MIR

NAVIGATION DANS LES LIMBES OCÉANIQUES

J’ai rencontré deux filles au Sri Lanka. Elles m’ont parlé du bateau sur lequel elles étaient, le MIR, qui étudie les baleines et les dauphins au large des côtes du pays.

J’ai tout de suite accroché a cet idée. J’ai écrit un e-mail aux responsables de l’expédition et je ne leur ai pas laissé d’autre choix que de m’accepter. Ils ont bien voulu me rencontrer (mais pas m’emmener avec eux) un mois plus tard.

Je me suis envolé pour le Népal pendant deux semaines. J’ai traversé la frontière dans le nord de l’Inde pour passer 10 jours sans un centre Vipassana, puis je suis retourné au Sri Lanka (un trajet ridicule de 24h et 4 escales) pour rencontrer les responsables de l’expédition en bateau sur la côte sud du Sri Lanka.

Après les vols et deux jours de bus et d’auto-stop, je suis arrivé au bateau avec une heure de retard. Ils ont donc décidé de ne pas m’emmener.

Enfin… ils m’ont quand même parlé… et ensuite ils m’ont engagé.

Ils m’ont testé pendant deux jours. J’étais moi-même – je disais tout ce que je pensais, je les bombardais de questions et intervenais quand j’estimais que quelque chose était injuste. Ils ont décidé de me virer.

Je suis resté debout pendant des heures pour leur écrire une lettre et organiser mes pensées. Nous nous sommes réveillés, je leur ai lu la lettre. Ils m’ont gardé.

Nous avons traversé le Golfe du Bengale. Ça nous a pris deux semaines, depuis le Sri Lanka jusqu’à la Thaïlande. On m’avait prévenu que le golfe était l’une des mers les plus déchaînées du monde. En fin de compte, nous avons eu la mer la plus calme qui puisse être.
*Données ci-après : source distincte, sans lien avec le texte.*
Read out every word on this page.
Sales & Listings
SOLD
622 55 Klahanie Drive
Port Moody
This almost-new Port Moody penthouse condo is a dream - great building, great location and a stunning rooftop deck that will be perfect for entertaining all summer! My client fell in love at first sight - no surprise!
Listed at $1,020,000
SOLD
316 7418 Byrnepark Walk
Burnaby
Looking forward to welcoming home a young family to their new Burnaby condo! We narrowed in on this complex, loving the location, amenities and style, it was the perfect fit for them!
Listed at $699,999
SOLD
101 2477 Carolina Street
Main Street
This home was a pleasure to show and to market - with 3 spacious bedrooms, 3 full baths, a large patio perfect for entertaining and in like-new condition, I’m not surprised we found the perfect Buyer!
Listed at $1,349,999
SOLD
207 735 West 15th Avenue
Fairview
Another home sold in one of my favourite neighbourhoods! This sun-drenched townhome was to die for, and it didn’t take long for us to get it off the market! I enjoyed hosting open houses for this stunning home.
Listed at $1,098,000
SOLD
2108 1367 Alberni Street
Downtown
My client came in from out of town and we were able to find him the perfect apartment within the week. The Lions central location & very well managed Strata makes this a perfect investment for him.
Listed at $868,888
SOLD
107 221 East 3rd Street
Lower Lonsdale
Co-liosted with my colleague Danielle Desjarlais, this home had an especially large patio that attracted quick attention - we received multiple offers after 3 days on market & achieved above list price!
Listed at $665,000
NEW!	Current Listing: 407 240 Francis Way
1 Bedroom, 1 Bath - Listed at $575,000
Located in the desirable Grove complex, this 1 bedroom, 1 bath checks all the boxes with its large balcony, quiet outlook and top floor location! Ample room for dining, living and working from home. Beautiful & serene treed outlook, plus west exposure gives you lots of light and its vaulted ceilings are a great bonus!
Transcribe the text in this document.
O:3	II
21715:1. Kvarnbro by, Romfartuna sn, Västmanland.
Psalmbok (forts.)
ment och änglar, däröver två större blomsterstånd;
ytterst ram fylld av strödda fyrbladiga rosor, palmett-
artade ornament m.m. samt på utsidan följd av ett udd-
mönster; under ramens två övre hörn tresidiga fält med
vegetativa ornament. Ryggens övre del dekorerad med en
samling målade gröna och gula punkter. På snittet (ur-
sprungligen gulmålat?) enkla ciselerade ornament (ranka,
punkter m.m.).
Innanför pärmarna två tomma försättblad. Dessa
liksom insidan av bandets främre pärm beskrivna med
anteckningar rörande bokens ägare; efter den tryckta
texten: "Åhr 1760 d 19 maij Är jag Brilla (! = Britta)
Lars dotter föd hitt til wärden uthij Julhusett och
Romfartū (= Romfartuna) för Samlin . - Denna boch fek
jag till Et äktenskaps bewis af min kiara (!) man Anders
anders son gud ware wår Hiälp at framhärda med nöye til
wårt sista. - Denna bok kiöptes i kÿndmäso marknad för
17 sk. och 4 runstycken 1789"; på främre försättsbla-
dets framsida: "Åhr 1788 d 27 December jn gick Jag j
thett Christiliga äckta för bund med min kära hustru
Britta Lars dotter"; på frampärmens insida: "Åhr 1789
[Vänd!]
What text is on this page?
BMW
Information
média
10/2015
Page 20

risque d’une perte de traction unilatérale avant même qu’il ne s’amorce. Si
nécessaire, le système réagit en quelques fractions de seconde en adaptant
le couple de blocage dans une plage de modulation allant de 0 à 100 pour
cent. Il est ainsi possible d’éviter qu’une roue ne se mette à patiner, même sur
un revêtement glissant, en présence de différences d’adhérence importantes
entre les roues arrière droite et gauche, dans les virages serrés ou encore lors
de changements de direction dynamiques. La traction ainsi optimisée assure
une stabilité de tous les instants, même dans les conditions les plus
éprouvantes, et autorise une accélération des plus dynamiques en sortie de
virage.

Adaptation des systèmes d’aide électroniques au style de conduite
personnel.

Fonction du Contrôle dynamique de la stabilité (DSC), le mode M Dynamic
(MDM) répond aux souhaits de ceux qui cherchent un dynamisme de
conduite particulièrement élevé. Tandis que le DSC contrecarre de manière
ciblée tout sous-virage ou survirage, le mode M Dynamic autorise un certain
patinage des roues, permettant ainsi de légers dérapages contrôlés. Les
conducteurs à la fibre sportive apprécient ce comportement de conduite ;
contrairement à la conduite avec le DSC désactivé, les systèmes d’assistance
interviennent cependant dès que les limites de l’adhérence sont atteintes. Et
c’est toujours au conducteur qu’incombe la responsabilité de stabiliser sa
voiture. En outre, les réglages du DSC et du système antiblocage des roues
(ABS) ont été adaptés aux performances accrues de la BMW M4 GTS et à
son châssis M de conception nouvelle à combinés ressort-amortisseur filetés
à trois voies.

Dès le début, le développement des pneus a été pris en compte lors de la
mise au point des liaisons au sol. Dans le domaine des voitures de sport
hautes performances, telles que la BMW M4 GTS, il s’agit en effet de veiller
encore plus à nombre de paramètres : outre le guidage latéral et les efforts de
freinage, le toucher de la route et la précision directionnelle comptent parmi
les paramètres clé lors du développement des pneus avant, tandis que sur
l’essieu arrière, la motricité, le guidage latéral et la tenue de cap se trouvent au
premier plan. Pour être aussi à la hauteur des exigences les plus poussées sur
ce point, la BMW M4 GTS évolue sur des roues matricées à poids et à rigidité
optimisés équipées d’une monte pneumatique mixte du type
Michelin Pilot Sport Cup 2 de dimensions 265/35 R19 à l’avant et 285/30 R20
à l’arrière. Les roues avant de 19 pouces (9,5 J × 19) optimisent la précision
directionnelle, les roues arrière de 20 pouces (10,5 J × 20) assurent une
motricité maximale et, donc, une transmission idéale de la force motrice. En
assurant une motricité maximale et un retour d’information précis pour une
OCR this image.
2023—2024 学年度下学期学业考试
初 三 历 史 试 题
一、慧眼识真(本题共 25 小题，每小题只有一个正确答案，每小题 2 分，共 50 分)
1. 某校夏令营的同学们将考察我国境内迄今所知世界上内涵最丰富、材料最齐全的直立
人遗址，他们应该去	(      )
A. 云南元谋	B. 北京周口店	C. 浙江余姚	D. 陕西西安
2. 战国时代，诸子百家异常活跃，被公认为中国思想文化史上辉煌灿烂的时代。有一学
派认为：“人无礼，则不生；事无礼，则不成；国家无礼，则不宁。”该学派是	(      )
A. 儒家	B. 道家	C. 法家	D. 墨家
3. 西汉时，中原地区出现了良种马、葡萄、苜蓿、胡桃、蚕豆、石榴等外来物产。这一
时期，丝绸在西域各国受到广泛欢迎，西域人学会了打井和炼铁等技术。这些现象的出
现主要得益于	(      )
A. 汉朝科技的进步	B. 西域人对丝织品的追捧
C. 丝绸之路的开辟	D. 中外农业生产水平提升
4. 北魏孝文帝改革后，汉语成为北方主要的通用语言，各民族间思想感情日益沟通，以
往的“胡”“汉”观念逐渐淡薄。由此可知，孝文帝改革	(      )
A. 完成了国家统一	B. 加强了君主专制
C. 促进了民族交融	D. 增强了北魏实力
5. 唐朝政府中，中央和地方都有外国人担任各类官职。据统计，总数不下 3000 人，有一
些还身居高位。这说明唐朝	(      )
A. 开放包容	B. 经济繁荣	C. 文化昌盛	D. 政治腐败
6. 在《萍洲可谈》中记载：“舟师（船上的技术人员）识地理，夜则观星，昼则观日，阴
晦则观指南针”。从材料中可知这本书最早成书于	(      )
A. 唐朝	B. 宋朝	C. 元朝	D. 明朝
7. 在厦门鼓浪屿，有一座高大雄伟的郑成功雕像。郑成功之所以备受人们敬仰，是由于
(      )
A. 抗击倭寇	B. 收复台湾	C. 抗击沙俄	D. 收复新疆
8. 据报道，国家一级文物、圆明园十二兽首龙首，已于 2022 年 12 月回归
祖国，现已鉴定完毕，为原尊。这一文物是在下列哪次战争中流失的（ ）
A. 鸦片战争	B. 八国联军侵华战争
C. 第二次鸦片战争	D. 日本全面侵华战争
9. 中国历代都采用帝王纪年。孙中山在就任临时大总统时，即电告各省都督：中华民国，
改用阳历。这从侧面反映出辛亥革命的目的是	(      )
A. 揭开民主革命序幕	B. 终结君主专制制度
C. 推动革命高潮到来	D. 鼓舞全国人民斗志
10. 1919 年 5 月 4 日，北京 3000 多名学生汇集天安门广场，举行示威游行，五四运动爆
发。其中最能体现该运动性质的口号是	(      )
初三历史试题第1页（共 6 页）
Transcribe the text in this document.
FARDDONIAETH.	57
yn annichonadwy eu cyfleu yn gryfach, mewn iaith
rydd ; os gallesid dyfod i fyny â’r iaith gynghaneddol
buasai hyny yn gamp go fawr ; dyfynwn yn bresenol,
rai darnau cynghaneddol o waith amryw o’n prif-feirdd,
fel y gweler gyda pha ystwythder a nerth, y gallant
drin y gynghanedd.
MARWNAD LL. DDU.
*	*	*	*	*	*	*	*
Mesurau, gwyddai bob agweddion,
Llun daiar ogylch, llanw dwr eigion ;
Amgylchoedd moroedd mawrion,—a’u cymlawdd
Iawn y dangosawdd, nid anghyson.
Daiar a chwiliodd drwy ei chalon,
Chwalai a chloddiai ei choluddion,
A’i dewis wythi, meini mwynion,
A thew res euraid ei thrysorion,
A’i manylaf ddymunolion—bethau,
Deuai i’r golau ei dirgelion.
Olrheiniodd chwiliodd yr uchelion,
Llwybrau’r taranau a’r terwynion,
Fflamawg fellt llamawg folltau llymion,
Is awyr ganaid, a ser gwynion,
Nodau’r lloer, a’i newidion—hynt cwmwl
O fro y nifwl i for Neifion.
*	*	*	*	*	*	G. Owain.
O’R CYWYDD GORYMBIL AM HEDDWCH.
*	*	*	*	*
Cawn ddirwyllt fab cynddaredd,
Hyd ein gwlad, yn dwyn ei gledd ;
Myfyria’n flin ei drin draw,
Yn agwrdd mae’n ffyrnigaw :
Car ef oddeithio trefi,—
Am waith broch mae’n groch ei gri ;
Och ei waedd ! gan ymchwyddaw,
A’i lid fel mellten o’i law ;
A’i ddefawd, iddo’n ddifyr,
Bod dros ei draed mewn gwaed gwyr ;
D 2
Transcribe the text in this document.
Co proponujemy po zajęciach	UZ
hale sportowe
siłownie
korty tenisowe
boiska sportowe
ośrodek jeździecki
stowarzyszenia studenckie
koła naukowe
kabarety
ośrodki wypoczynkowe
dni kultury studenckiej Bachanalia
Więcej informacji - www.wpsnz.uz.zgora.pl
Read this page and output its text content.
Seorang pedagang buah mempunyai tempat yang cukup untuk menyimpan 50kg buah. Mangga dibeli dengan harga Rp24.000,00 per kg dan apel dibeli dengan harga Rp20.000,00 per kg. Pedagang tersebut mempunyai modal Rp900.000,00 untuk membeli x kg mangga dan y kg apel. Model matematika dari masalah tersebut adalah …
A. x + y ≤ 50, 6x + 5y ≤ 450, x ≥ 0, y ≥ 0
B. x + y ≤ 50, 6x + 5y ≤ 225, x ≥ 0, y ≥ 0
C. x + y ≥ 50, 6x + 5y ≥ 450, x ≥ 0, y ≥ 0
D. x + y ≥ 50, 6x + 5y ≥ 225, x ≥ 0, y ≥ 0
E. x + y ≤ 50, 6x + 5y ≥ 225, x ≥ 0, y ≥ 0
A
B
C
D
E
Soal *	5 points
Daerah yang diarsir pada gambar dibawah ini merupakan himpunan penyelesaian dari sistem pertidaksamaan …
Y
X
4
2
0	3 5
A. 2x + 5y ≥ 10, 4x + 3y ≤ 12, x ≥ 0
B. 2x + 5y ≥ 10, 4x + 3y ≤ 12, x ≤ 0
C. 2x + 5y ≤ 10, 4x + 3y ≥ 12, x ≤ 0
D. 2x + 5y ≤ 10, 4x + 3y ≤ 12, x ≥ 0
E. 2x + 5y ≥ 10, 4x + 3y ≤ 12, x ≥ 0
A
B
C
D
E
J’ai mangé certains des meilleurs plats que j’aie jamais goûtés, sur le bateau. Petits-déjeuners anglais, currys, purée, saucisses, gâteaux et pain cuits sur le bateau, légumes sautés, suivis plus tard de burgers, barbecues…

Bière, rhum, champagne…

(Il y avait ?) Un écran plasma, la meilleure collection de livres que j’aie jamais vue (exactement comme je les aime), un piano, des xylophones et une batterie…

Mais aussi les personnes les plus coriaces que j’aie jamais rencontrées, le capitaine et sa partenaire – Laser et Gaie – forment un couple harmonieusement explosif. Ils vous critiquent jusqu’au plus profond de vous, mais ils sont de bon, même d’excellent, conseil.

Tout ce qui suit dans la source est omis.